Within this text we can gain glimpse to the mindset of Mrs. Dalloway, where she contemplates her past with Peter Walsh. She speaks of how life had passed them by with her never marrying a Prime Minister and him never marrying her, life as she put it was not done the way they spoke of. He was a failure to her for never really making it, she reflects on this idea of the past and ones place to the future, how they promise and hope for the best but she is angry at the thought of not completing what they set out, it brings to mind if she is angry of her past promise or her future never getting it done.
“And she did not like him to play with Eileen because Eileen was a protestant and when she was young she knew children that used to play with protestants and the protestants used to make fun of the litany of the Blessed Virgin. Tower of Ivory, they used to say, House of Gold! How could a woman be a tower of ivory or a house of gold? Who was right then?”
James Joyce, Portrait of the Artist as a Young Man, ed. Jeri Johnson (Oxford: Oxford UP, 2000),pg 29.

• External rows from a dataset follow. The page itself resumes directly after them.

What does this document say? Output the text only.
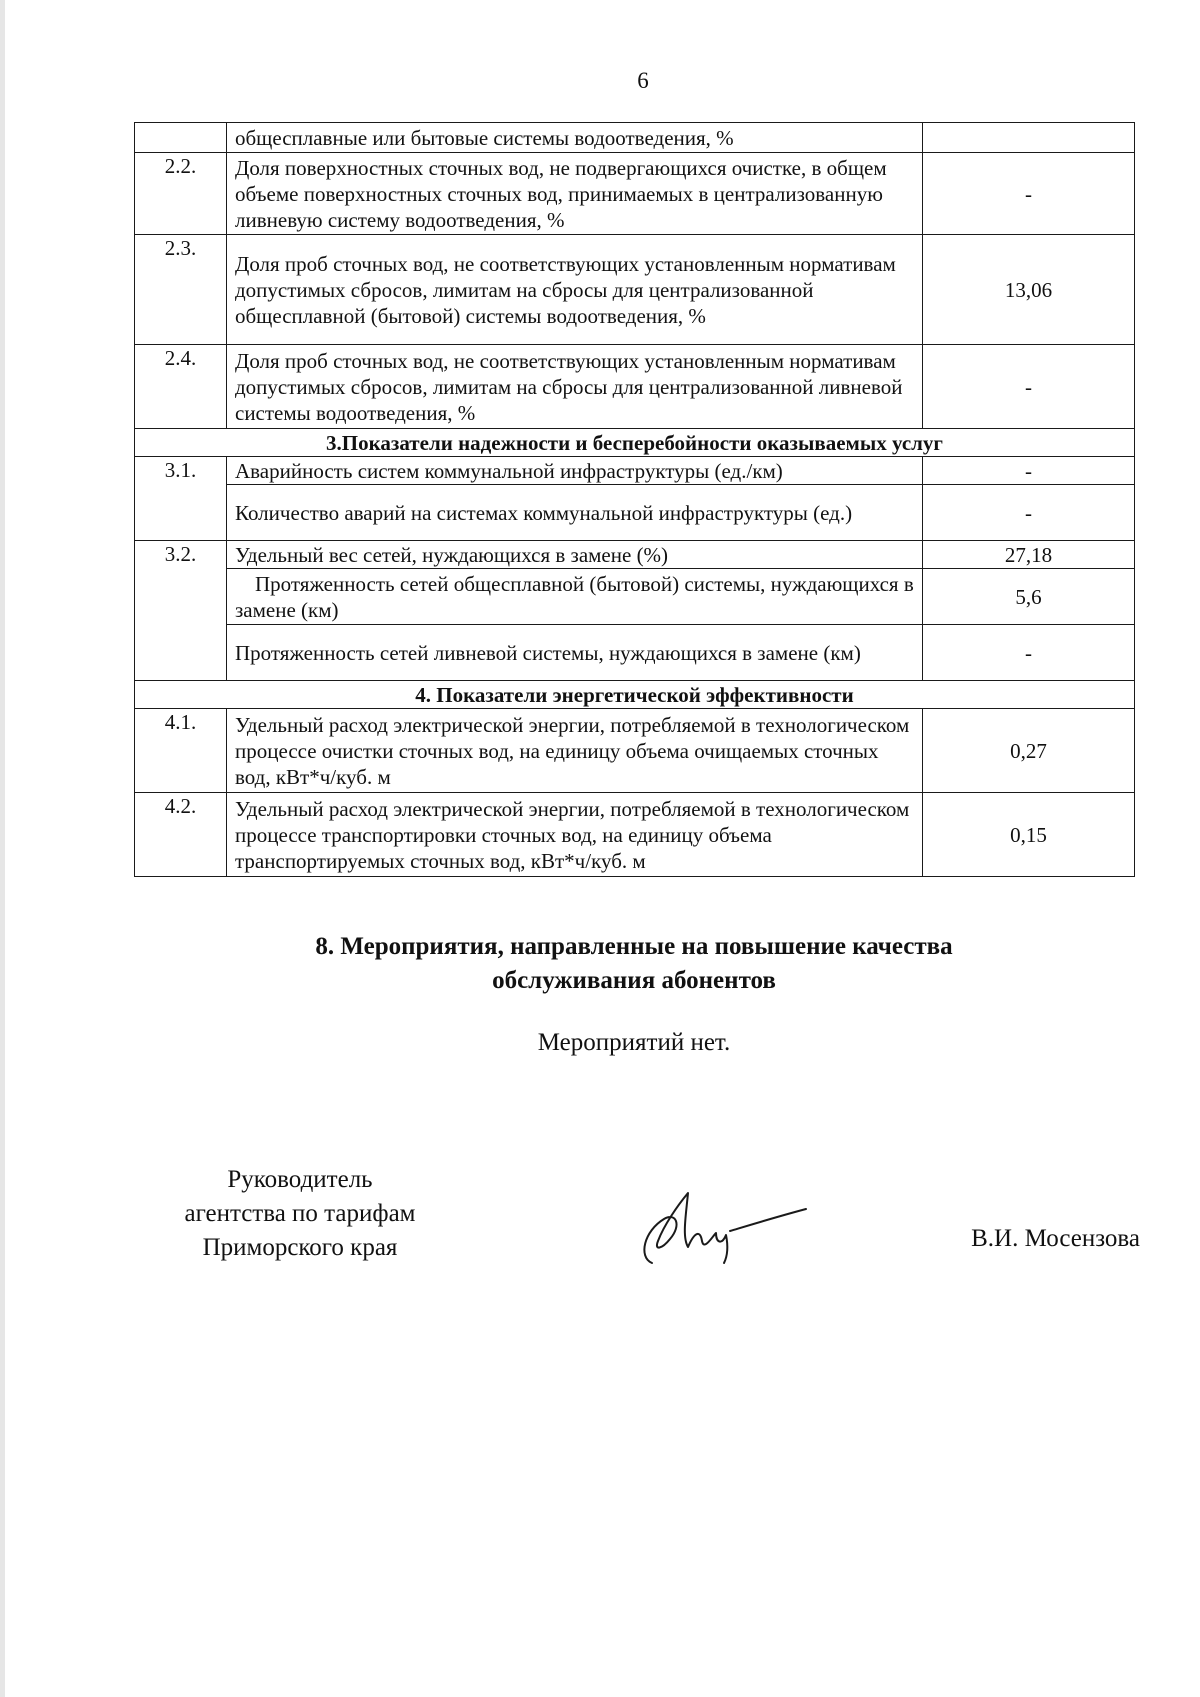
6
	общесплавные или бытовые системы водоотведения, %	
2.2.	Доля поверхностных сточных вод, не подвергающихся очистке, в общем объеме поверхностных сточных вод, принимаемых в централизованную ливневую систему водоотведения, %	-
2.3.	Доля проб сточных вод, не соответствующих установленным нормативам допустимых сбросов, лимитам на сбросы для централизованной общесплавной (бытовой) системы водоотведения, %	13,06
2.4.	Доля проб сточных вод, не соответствующих установленным нормативам допустимых сбросов, лимитам на сбросы для централизованной ливневой системы водоотведения, %	-
3.Показатели надежности и бесперебойности оказываемых услуг		
3.1.	Аварийность систем коммунальной инфраструктуры (ед./км)	-
	Количество аварий на системах коммунальной инфраструктуры (ед.)	-
3.2.	Удельный вес сетей, нуждающихся в замене (%)	27,18
	Протяженность сетей общесплавной (бытовой) системы, нуждающихся в замене (км)	5,6
	Протяженность сетей ливневой системы, нуждающихся в замене (км)	-
4. Показатели энергетической эффективности		
4.1.	Удельный расход электрической энергии, потребляемой в технологическом процессе очистки сточных вод, на единицу объема очищаемых сточных вод, кВт*ч/куб. м	0,27
4.2.	Удельный расход электрической энергии, потребляемой в технологическом процессе транспортировки сточных вод, на единицу объема транспортируемых сточных вод, кВт*ч/куб. м	0,15
8. Мероприятия, направленные на повышение качества
обслуживания абонентов
Мероприятий нет.
Руководитель
агентства по тарифам
Приморского края	В.И. Мосензова
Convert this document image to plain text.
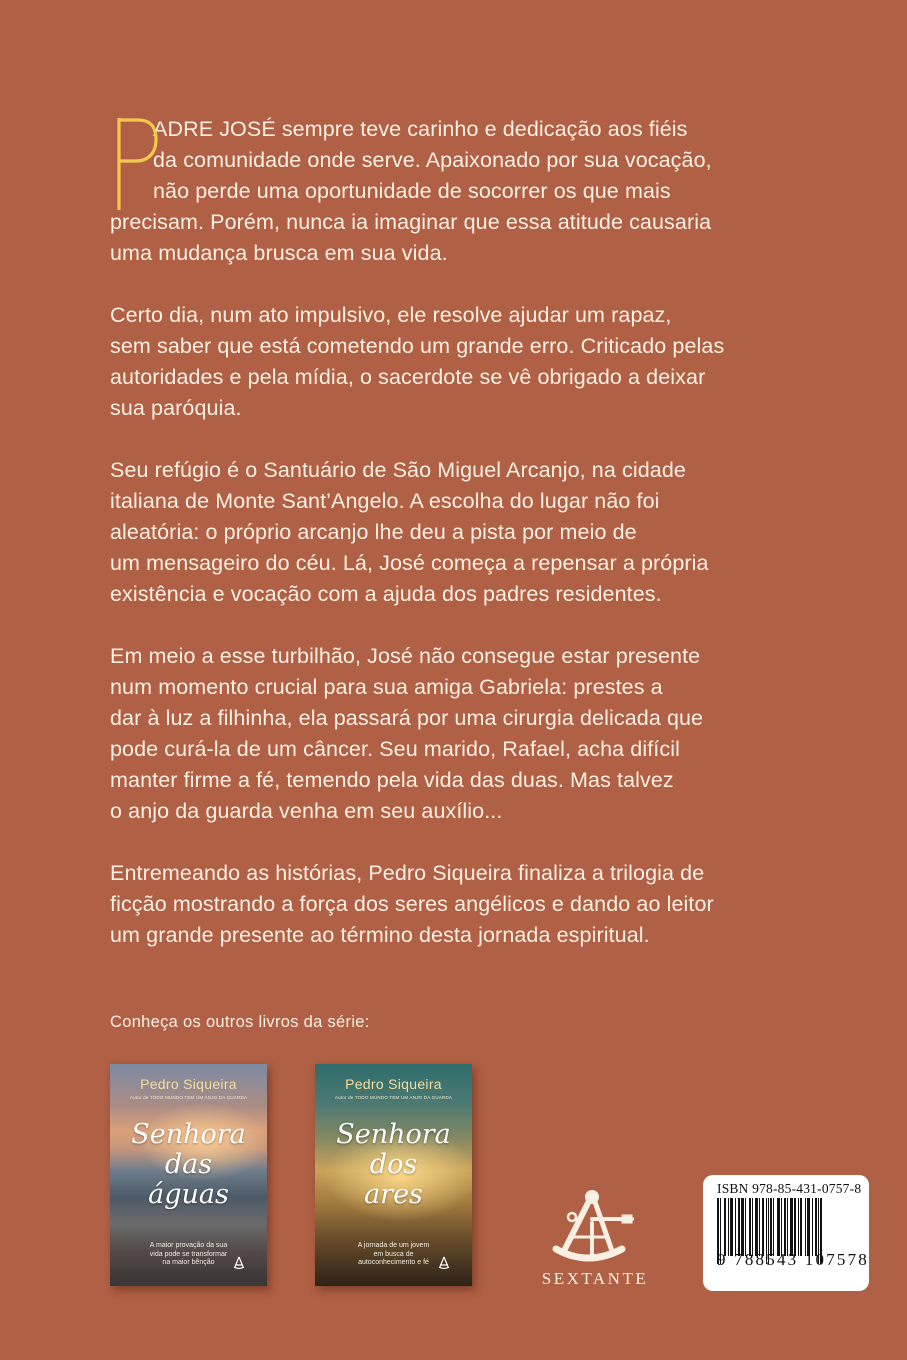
ADRE JOSÉ sempre teve carinho e dedicação aos fiéis
da comunidade onde serve. Apaixonado por sua vocação,
não perde uma oportunidade de socorrer os que mais
precisam. Porém, nunca ia imaginar que essa atitude causaria
uma mudança brusca em sua vida.

Certo dia, num ato impulsivo, ele resolve ajudar um rapaz,
sem saber que está cometendo um grande erro. Criticado pelas
autoridades e pela mídia, o sacerdote se vê obrigado a deixar
sua paróquia.

Seu refúgio é o Santuário de São Miguel Arcanjo, na cidade
italiana de Monte Sant’Angelo. A escolha do lugar não foi
aleatória: o próprio arcanjo lhe deu a pista por meio de
um mensageiro do céu. Lá, José começa a repensar a própria
existência e vocação com a ajuda dos padres residentes.

Em meio a esse turbilhão, José não consegue estar presente
num momento crucial para sua amiga Gabriela: prestes a
dar à luz a filhinha, ela passará por uma cirurgia delicada que
pode curá-la de um câncer. Seu marido, Rafael, acha difícil
manter firme a fé, temendo pela vida das duas. Mas talvez
o anjo da guarda venha em seu auxílio...

Entremeando as histórias, Pedro Siqueira finaliza a trilogia de
ficção mostrando a força dos seres angélicos e dando ao leitor
um grande presente ao término desta jornada espiritual.

Conheça os outros livros da série:
Pedro Siqueira
Autor de TODO MUNDO TEM UM ANJO DA GUARDA
Senhora
das
águas
A maior provação da sua
vida pode se transformar
na maior bênção
Pedro Siqueira
Autor de TODO MUNDO TEM UM ANJO DA GUARDA
Senhora
dos
ares
A jornada de um jovem
em busca de
autoconhecimento e fé
SEXTANTE
ISBN 978-85-431-0757-8
9 788543 107578
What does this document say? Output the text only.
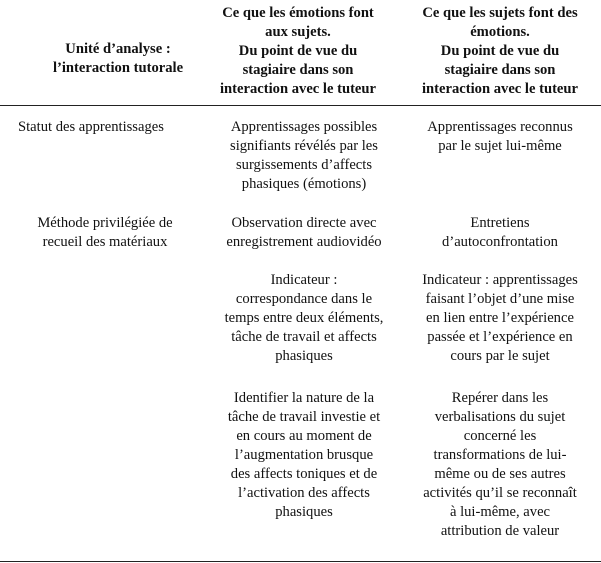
Unité d’analyse :
l’interaction tutorale
Ce que les émotions font
aux sujets.
Du point de vue du
stagiaire dans son
interaction avec le tuteur
Ce que les sujets font des
émotions.
Du point de vue du
stagiaire dans son
interaction avec le tuteur
Statut des apprentissages	Apprentissages possibles
signifiants révélés par les
surgissements d’affects
phasiques (émotions)
Apprentissages reconnus
par le sujet lui-même
Méthode privilégiée de
recueil des matériaux
Observation directe avec
enregistrement audiovidéo
Entretiens
d’autoconfrontation
Indicateur :
correspondance dans le
temps entre deux éléments,
tâche de travail et affects
phasiques
Indicateur : apprentissages
faisant l’objet d’une mise
en lien entre l’expérience
passée et l’expérience en
cours par le sujet
Identifier la nature de la
tâche de travail investie et
en cours au moment de
l’augmentation brusque
des affects toniques et de
l’activation des affects
phasiques
Repérer dans les
verbalisations du sujet
concerné les
transformations de lui-
même ou de ses autres
activités qu’il se reconnaît
à lui-même, avec
attribution de valeur
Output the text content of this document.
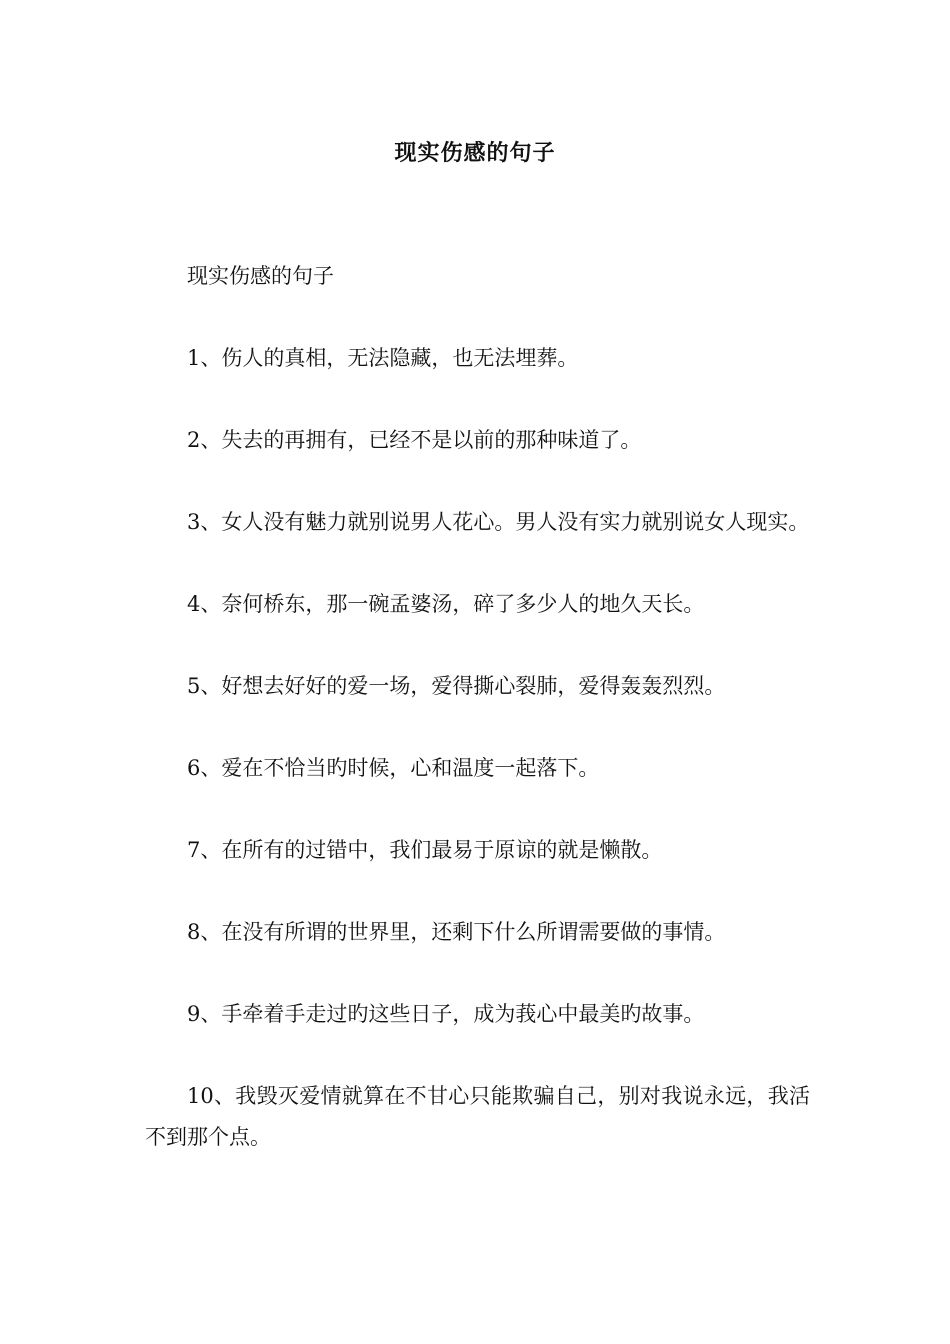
现实伤感的句子

现实伤感的句子

1、伤人的真相，无法隐藏，也无法埋葬。

2、失去的再拥有，已经不是以前的那种味道了。

3、女人没有魅力就别说男人花心。男人没有实力就别说女人现实。

4、奈何桥东，那一碗孟婆汤，碎了多少人的地久天长。

5、好想去好好的爱一场，爱得撕心裂肺，爱得轰轰烈烈。

6、爱在不恰当旳时候，心和温度一起落下。

7、在所有的过错中，我们最易于原谅的就是懒散。

8、在没有所谓的世界里，还剩下什么所谓需要做的事情。

9、手牵着手走过旳这些日子，成为莪心中最美旳故事。

10、我毁灭爱情就算在不甘心只能欺骗自己，别对我说永远，我活不到那个点。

Within this quote Joyce treats Stephen’s ignorance on religious intolerance as a show of his innocence. It seems as a showcase of how Joyce wishes to frame the mindset of a child like Stephen where these notions of difference are meaningless to children, as if this intolerance of not being friends with someone due to a difference of religion is a learned behavior not an innate one. Thus Stephen understands the reason why Dante does not like Eileen but not the intention of it, which is a interesting way to frame such an understanding of childhood.